Does the review modify anyone's thoughts about VelociRaptor versus SAS drives for this single-user workstation application?

I am contemplating asking Dell if they can configure with the PERC 6/i PCI-e SAS/SATA  controller and VelociRaptor 300 GB drive. The purpose for the SAS/SATA controller would simply be to maintain future flexibility.

Your thoughts?
LVL 69

Accepted Solution

Callandor earned 1100 total points
ID: 24432444
StorageReview is pretty thorough, so I would agree with their findings.  The SAS drives are better in multitasking environments where they can use tagged command queueing.  This is better for servers and databases, but I can see it also being useful for very active individuals who run queries, encode video and audio, code and debug and perhaps play games simultaneously - in other words, an uber power user.  If the normal pattern is sequential single tasks, then SAS will not benefit and the VelociRaptor is much better.  Now if you had an Ultra320 controller, the Fujitsu MAU3147 would rule.
LVL 69

Expert Comment

ID: 24433699
As food for thought, I thought I'd look further into the Fujitsu SAS drives.  Many customers thought highly of this Fujitsu MBA3147RC: http://www.newegg.com/Product/ProductReview.aspx?Item=N82E16822116058.  It seems some preferred it over the Raptor.

Author Comment

by:Peter Bye
ID: 24437814
Thank you everyone. Callandor and estaticd in particular - you both have provided outstanding information and insight. Knowing a lot more now, though, I confess to still being "on the fence". The ball is in my court at this point.

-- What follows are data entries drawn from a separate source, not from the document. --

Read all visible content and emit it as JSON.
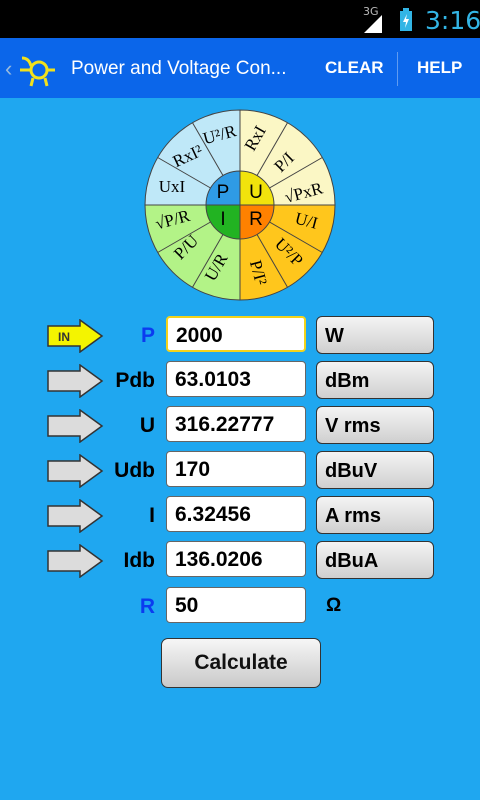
{
  "status": {
    "network": "3G",
    "time": "3:16"
  },
  "actionbar": {
    "title": "Power and Voltage Con...",
    "clear_label": "CLEAR",
    "help_label": "HELP"
  },
  "wheel": {
    "center": [
      "P",
      "U",
      "I",
      "R"
    ],
    "segments": [
      "U²/R",
      "RxI",
      "P/I",
      "√PxR",
      "U/I",
      "U²/P",
      "P/I²",
      "U/R",
      "P/U",
      "√P/R",
      "UxI",
      "RxI²"
    ],
    "colors": {
      "P": "#9fdcf5",
      "U": "#f6ec66",
      "I": "#a8f07e",
      "R": "#ffa500",
      "center_P": "#2f9be5",
      "center_U": "#f1e30c",
      "center_I": "#22b322",
      "center_R": "#ff8100"
    }
  },
  "rows": [
    {
      "label": "P",
      "value": "2000",
      "unit": "W",
      "arrow": "IN"
    },
    {
      "label": "Pdb",
      "value": "63.0103",
      "unit": "dBm"
    },
    {
      "label": "U",
      "value": "316.22777",
      "unit": "V rms"
    },
    {
      "label": "Udb",
      "value": "170",
      "unit": "dBuV"
    },
    {
      "label": "I",
      "value": "6.32456",
      "unit": "A rms"
    },
    {
      "label": "Idb",
      "value": "136.0206",
      "unit": "dBuA"
    }
  ],
  "resistance": {
    "label": "R",
    "value": "50",
    "unit": "Ω"
  },
  "calculate_label": "Calculate"
}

My leaning at the moment is towards the VelociRaptor for these reasons:

* The StorageReview tests showed the SAS and VelociRaptor very close together in performance, although the test was with a 10,000 RPM SAS drive and not a 15,000 RPM SAS drive.

* Elsewhere, I've seen admonishments to people like me that a power user really isn't like the fully-random access that a server sees, and that we're more like an individual user than we think.

* I can probably influence Dell to equip the WD VelociRaptor since they specify it on some of their models. I probably have no influence over the choice of SAS drive they use.

I provide this update in case it spurs more thoughts, any of which will be valued and appreciated. Regardless, I will close and award points on Thursday.
LVL 69

Expert Comment

ID: 24437961
If you can get the Fujitsu MBA3147RC SAS drive, it performs the same as the VelociRaptor in single user mode for a single drive, based on the throughput numbers users posted on newegg - 119MB/sec single is about the same, but 276MB/sec in RAID-0 is very good, if it really does that.  If they don't let you specify the drive, then buying it separately still isn't that bad - $180 for one.